Effect of fucoidans on the adhesion of breast cancer cells to immobilized platelets
Several studies have established a key role of tumor cell–platelet interaction as one of the earliest processes favoring tumor metastasis (Hejna et al. 1999). Therefore, we aimed to determine the effect of fucoidans on the adhesion of a highly metastatic breast cancer cell line MDA-MB-231 to a platelet-coated surface under static conditions. Adherent platelets are known to have partially released their α-granule content (Lahav and Hynes 1981), becoming activated and expressing different glycoproteins (GPs) or adhesion molecules, such as P-selectin and integrins. Breast cancer cells were added on a platelet-covered surface, under static condition. Fucoidans (added at a final concentration of 100 µg/mL) were preincubated for 10 min at room temperature with tumor cells (1 × 105 cells). Cells were left to adhere to platelet-coated plates for 1 h. After washing, adherent cells were fixed and stained with hematoxylin/eosin. The number of cells present in different fields was counted. As shown in Figure 7, fucoidans from L. saccharina, L. digitata, F. vesiculosus, F. serratus, and F. distichus significantly reduced by approximately 80% (P < 0.01) the tumor cell adhesion to human platelets. On the other hand, fucoidans from F. evanescens and A. nodosum were less active and showed 78% and 66% inhibition, respectively (P < 0.05), whereas the fucoidans from C. okamuranus and F. spiralis did not significantly inhibit heterotypic cell adhesion of tumor cells to human platelets.

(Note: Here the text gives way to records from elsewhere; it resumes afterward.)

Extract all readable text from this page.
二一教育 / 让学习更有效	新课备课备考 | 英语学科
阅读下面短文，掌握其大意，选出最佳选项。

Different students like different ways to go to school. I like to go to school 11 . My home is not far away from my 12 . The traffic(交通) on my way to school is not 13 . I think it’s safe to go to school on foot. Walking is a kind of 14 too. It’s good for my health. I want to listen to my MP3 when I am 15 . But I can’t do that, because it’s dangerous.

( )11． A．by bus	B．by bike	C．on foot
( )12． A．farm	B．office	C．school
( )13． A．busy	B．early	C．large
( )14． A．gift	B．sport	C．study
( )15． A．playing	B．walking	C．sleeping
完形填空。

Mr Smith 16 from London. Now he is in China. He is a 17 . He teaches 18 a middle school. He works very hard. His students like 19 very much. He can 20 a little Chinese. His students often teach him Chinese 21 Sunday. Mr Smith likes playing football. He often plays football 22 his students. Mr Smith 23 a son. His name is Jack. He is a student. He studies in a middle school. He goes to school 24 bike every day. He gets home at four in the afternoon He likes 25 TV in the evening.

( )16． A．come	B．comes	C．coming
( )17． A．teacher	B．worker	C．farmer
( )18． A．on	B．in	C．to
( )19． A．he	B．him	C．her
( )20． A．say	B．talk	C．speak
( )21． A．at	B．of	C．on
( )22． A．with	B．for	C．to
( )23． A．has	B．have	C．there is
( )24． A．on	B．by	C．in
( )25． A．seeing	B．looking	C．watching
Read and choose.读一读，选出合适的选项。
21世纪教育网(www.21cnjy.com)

Effect of fucoidans on breast cancer cell adhesion to platelets. (A) The MDA-MB-231 cells were preincubated with fucoidans prior to exposure to platelet-coated plates. Photographs are representative of at least three independent experiments. (B) Quantification of cell adhesion was performed by counting cells adhered to at least three different fields. The results were expressed as % of treated sample in respect to control **P < 0.01 and *P < 0.05.
Discussion
Fucoidans represent an intriguing group of naturally occurring polysaccharides that might have promising therapeutic applications in various clinical settings. Because algal fucoidans are characterized by a wide variety of biological activities and by a highly complex and heterogeneous structure, which obviously vary with algal species, we currently aimed to determine whether fucoidans from various sources might differentially affect inflammation, coagulation, and some cancer-associated processes.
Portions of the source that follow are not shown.